Belgique

Cette fois, ça y est. Qu’ils le veuillent ou non, elle a bel et bien démarré. L’épreuve dite "de fin de premier quadrimestre" pour les étudiants de première année de baccalauréat en médecine humaine vient tout juste de commencer dans les cinq universités sur les six de la Communauté française qui proposent en leur sein - en partie ou en tout - un enseignement de la discipline.

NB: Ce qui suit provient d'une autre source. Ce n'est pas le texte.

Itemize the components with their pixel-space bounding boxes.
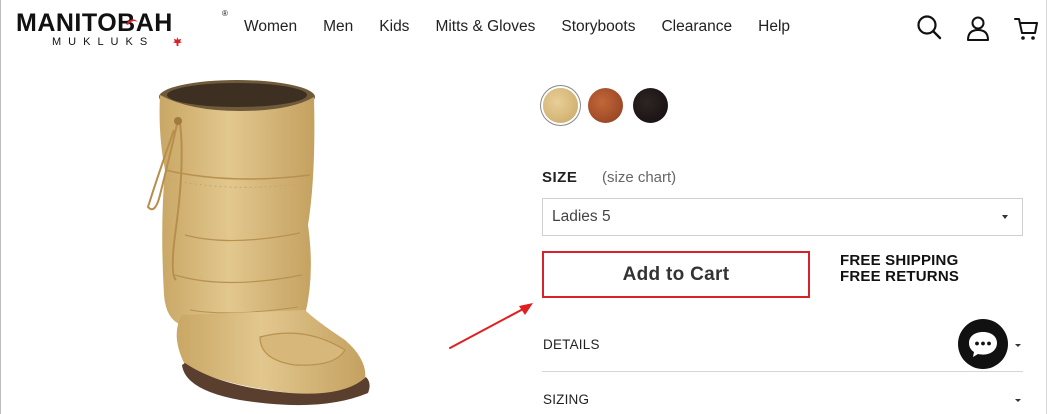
account-icon[interactable] (964, 14, 992, 42)
search-icon[interactable] (915, 13, 943, 41)
size-chart-link[interactable]: (size chart) (602, 169, 676, 186)
details-title: DETAILS (543, 337, 600, 352)
shipping-info: FREE SHIPPING FREE RETURNS (840, 253, 959, 284)
maple-leaf-icon (173, 37, 182, 46)
size-select[interactable]: Ladies 5 (542, 198, 1023, 236)
chevron-down-icon (1015, 399, 1021, 402)
free-shipping-text: FREE SHIPPING (840, 252, 959, 269)
brand-subtitle: MUKLUKS (52, 36, 155, 48)
chevron-down-icon (1015, 344, 1021, 347)
nav-kids[interactable]: Kids (366, 17, 422, 37)
size-label: SIZE (542, 169, 578, 186)
annotation-arrow-icon (449, 303, 533, 349)
nav-men[interactable]: Men (310, 17, 366, 37)
main-nav: Women Men Kids Mitts & Gloves Storyboots… (231, 17, 803, 37)
nav-clearance[interactable]: Clearance (648, 17, 745, 37)
cart-icon[interactable] (1012, 14, 1040, 42)
nav-help[interactable]: Help (745, 17, 803, 37)
sizing-accordion[interactable]: SIZING (542, 377, 1023, 414)
brand-logo[interactable]: MANITOBAH ® MUKLUKS (16, 9, 228, 49)
nav-storyboots[interactable]: Storyboots (548, 17, 648, 37)
registered-mark: ® (222, 9, 228, 18)
add-to-cart-button[interactable]: Add to Cart (542, 251, 810, 298)
chat-bubble-icon (969, 332, 997, 357)
size-select-value: Ladies 5 (552, 208, 611, 225)
brown-swatch[interactable] (588, 88, 623, 123)
tan-swatch[interactable] (543, 88, 578, 123)
product-image (146, 80, 370, 406)
divider (542, 371, 1023, 372)
chevron-down-icon (1002, 215, 1008, 219)
window-left-border (0, 0, 1, 414)
site-header: MANITOBAH ® MUKLUKS Women Men Kids Mitts… (0, 0, 1047, 55)
chat-button[interactable] (958, 319, 1008, 369)
brand-name: MANITOBAH (16, 9, 173, 37)
logo-swoosh-icon (126, 19, 138, 25)
free-returns-text: FREE RETURNS (840, 267, 960, 285)
nav-mitts-gloves[interactable]: Mitts & Gloves (422, 17, 548, 37)
sizing-title: SIZING (543, 392, 590, 407)
black-swatch[interactable] (633, 88, 668, 123)
nav-women[interactable]: Women (231, 17, 310, 37)
details-accordion[interactable]: DETAILS (542, 322, 1023, 372)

Ainsi, à l’université catholique de Louvain (UCL), ils ne sont pas moins de 942 étudiants - "de première génération" (entendez : ceux qui s’inscrivent pour la première fois) et bisseurs confondus - à s’être "lancés dans cette folle aventure". A l’université de Namur, on comptabilise 800 inscrits à cette session de janvier, tandis qu’ils sont 760 à l’université de Liège (ULg), 650 à l’université libre de Bruxelles (ULB) et 386 à l’université de Mons.

Faut-il le rappeler, cette épreuve obligatoire de janvier - une première en Communauté française, du moins sous cette forme - s’inscrit dans le cadre plus vaste de la récente réforme des études médicales par le décret du ministre de l’Enseignement supérieur, Jean-Claude Marcourt (PS), "réorganisant les études du secteur de la santé".

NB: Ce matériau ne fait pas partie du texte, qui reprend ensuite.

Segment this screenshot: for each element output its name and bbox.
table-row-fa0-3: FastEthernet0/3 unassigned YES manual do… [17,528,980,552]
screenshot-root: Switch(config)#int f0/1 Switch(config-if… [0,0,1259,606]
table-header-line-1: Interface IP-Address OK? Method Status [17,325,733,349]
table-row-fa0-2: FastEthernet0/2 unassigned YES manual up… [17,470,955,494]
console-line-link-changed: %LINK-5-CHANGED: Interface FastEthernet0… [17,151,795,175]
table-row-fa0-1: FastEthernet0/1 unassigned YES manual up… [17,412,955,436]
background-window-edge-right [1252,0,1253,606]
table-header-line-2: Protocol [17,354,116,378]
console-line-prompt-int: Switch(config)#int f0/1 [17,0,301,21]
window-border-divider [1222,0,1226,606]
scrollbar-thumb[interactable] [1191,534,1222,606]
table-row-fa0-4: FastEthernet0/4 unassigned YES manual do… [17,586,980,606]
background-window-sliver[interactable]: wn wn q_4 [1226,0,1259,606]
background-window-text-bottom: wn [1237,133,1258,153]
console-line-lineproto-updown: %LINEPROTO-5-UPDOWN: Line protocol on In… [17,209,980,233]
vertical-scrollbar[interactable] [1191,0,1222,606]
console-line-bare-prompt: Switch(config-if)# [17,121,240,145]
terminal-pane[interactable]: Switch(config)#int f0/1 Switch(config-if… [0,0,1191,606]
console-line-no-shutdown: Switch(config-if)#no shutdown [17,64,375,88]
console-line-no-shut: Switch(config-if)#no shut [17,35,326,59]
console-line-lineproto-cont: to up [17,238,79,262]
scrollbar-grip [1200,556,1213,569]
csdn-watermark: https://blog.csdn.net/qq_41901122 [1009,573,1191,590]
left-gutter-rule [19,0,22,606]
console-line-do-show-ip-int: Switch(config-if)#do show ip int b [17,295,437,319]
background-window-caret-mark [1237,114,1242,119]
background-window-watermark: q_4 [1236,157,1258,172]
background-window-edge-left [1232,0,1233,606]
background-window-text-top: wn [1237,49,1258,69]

Parmi les grands volets de cette réforme, notamment la réduction de la durée des études de base de sept à six ans. Ainsi, à raison de trois années de bachelier et de trois années de master, la formation globale des médecins diminue d’un an, sauf pour les généralistes dont la spécialisation est passée de deux à trois ans.

Parallèlement à cela, la mise en place d’une épreuve obligatoire à passer au terme du premier quadrimestre par les étudiants de première année de baccalauréat est aussi un élément crucial de cette réforme.

Objectif visé : obtenir au moins 10/20

Concrètement, il s’agit d’une épreuve à laquelle tous les étudiants de première année doivent obligatoirement participer pour être admis aux épreuves de fin d’année. Quatre matières au programme : mathématiques, physique, chimie et biologie, un ensemble de "sciences fondamentales" parfois agrémentées ici ou là par un cours de sciences humaines (anthropologie, sociologie...).

Ainsi, dorénavant, les étudiants qui obtiendront à cette épreuve une moyenne égale ou supérieure à 10/20 pourront poursuivre "normalement" leur cursus au second quadrimestre. Ceux qui obtiendront une moyenne inférieure à 10/20 passeront, quant à eux, une contrat avec le jury et auront trois possibilités : une remédiation au second quadrimestre, un étalement de la première sur deux années ou encore une réorientation vers d’autres études du secteur de la santé.

Une très large opposition estudiantine

Autant dire que cette mesure qui avait été très mal accueillie en son temps n’a toujours pas été digérée par la communauté estudiantine. Et pour preuve. Le Cium, le Comité interuniversitaire des étudiants en sciences médicales, vient de communiquer les résultats d’enquêtes menées auprès de 680 étudiants inscrits en médecine au cours des années 2011-2012 et 2012-2013. Ce travail effectué sur deux années constitue, d’après le Cium, "le plus gros sondage jamais effectué en faculté de médecine".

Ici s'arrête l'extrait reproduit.